NLPCC 2026 Task Focuses on Difficulty-Aware Medical Video Understanding

Shenxi Liu, Kan Li, Mingyang Zhao, Yuhang Tian, Bin Li· July 9, 2026 View original

Summary

The NLPCC 2026 shared task, DA-MIVQA, introduces a new benchmark for evaluating multilingual and multimodal medical instructional video question answering systems. It categorizes questions by complexity, requiring varying levels of textual, visual, and procedural understanding to assess AI's ability to integrate cross-modal evidence.

The NLPCC 2026 conference is launching a new shared task called Difficulty-Aware Medical Instructional Video Question Answering (DA-MIVQA). This initiative builds upon previous challenges by introducing a more nuanced evaluation of AI systems' ability to understand medical instructional videos across multiple languages and modalities. A key innovation of DA-MIVQA is its explicit distinction between simple and complex questions. Simple questions can often be answered using text from subtitles, while complex ones demand visual grounding, comprehension of procedures, and the integration of information from both visual and textual sources. This approach aims to provide a more comprehensive assessment of AI's reasoning capabilities. The challenge includes three tracks: Difficulty-Aware Temporal Answer Grounding in Single Video, Difficulty-Aware Video Corpus Retrieval, and Difficulty-Aware Temporal Answer Grounding in Video Corpus. The dataset, sourced from public medical instructional channels, covers diverse scenarios like first aid and nursing, with manual difficulty annotations to ensure robust evaluation.

Why it matters

This benchmark will drive advancements in AI's ability to accurately interpret complex medical information from videos, which has direct implications for medical education, patient support, and clinical decision-making tools.

How to implement this in your domain

  1. 1Review the DA-MIVQA task details to understand the latest challenges in medical video AI.
  2. 2Participate in the shared task to benchmark your organization's multimodal AI capabilities.
  3. 3Develop or refine AI models to handle difficulty-aware question answering for medical content.
  4. 4Explore how to integrate visual, textual, and procedural understanding for complex information extraction.

Who benefits

HealthcareEdTechAI/ML DevelopmentPharmaceuticals

Key takeaways

  • NLPCC 2026 introduces a new benchmark for medical video QA, DA-MIVQA.
  • The task distinguishes questions by difficulty, requiring different reasoning types.
  • It evaluates multilingual and multimodal understanding in medical instructional videos.
  • The dataset covers diverse medical scenarios with manual difficulty annotations.

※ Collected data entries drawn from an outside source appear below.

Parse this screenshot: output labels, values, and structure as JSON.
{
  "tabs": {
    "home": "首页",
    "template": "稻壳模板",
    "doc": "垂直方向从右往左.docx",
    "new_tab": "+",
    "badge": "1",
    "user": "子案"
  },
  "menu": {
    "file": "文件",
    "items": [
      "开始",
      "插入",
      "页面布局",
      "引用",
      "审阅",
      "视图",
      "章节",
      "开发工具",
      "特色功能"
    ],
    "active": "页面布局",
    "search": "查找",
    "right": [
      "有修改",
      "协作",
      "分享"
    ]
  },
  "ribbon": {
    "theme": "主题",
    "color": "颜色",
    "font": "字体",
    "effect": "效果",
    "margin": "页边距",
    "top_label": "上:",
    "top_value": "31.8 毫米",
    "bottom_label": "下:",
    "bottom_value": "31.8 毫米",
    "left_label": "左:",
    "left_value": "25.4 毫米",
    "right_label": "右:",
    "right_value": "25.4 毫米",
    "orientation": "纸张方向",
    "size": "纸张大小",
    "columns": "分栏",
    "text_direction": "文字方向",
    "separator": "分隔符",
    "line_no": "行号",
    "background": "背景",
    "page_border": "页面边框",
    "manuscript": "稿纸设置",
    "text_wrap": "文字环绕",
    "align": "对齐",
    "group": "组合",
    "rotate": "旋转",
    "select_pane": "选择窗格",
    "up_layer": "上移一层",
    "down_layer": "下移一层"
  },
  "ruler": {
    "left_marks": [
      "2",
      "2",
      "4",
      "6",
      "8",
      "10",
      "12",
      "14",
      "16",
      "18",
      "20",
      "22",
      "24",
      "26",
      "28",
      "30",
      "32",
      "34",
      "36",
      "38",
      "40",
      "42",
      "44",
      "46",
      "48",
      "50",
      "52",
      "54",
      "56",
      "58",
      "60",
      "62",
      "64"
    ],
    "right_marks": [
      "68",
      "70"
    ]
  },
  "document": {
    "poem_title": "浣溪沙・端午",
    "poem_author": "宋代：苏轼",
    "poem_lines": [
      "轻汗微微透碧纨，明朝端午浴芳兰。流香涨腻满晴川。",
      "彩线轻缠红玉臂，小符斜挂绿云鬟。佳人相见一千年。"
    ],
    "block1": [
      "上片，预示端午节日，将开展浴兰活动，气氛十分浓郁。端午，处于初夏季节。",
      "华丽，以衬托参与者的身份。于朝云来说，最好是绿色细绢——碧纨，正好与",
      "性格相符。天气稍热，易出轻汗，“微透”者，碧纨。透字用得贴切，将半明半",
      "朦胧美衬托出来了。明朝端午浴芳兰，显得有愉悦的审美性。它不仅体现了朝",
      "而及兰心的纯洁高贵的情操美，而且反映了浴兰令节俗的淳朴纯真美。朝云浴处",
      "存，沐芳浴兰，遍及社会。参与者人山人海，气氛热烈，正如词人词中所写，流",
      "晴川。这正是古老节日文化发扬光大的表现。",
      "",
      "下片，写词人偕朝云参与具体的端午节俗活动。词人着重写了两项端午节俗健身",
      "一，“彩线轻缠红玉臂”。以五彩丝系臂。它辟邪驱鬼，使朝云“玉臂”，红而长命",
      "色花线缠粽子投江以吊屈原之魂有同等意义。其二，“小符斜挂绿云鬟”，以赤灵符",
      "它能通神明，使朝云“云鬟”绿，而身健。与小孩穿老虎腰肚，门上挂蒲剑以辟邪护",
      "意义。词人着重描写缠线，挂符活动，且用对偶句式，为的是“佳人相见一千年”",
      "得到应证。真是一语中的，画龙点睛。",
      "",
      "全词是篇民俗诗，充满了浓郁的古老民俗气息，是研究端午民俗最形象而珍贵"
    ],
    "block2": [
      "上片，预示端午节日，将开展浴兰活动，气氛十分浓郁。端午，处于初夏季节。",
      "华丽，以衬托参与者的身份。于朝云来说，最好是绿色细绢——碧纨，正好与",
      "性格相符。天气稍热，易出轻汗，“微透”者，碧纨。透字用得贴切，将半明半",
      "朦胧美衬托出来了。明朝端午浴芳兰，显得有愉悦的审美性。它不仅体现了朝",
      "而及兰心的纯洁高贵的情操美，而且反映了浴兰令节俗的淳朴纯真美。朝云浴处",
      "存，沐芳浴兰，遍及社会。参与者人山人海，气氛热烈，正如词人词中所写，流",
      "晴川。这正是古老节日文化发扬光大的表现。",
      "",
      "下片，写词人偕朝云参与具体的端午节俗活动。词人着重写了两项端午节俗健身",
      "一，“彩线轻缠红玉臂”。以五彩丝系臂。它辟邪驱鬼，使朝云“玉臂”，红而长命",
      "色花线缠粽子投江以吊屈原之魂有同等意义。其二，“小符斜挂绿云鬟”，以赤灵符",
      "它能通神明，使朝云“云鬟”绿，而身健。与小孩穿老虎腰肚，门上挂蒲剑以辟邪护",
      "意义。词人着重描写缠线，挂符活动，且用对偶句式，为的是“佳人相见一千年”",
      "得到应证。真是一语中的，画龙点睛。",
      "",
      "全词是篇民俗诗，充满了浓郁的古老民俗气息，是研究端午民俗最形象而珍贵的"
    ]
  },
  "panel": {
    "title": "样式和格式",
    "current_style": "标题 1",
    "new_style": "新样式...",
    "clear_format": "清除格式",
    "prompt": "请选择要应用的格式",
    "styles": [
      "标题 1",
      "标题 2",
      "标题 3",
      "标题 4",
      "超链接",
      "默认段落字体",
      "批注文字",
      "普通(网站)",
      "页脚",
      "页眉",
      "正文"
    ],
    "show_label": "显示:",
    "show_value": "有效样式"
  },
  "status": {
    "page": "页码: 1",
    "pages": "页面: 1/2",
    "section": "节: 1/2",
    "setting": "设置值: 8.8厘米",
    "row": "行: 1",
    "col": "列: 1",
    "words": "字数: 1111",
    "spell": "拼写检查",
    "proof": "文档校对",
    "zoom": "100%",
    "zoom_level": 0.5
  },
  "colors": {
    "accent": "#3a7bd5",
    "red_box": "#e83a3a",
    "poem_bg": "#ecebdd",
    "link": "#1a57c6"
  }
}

Original post by Shenxi Liu, Kan Li, Mingyang Zhao, Yuhang Tian, Bin Li

"arXiv:2607.06618v1 Announce Type: cross Abstract: Following the CMIVQA, MMI-VQA, and M4IVQA challenges in NLPCC 2023--2025, we introduce the Difficulty-Aware Medical Instructional Video Question Answering (DA-MIVQA) shared task for NLPCC 2026. DA-MIVQA extends previous multilingu…"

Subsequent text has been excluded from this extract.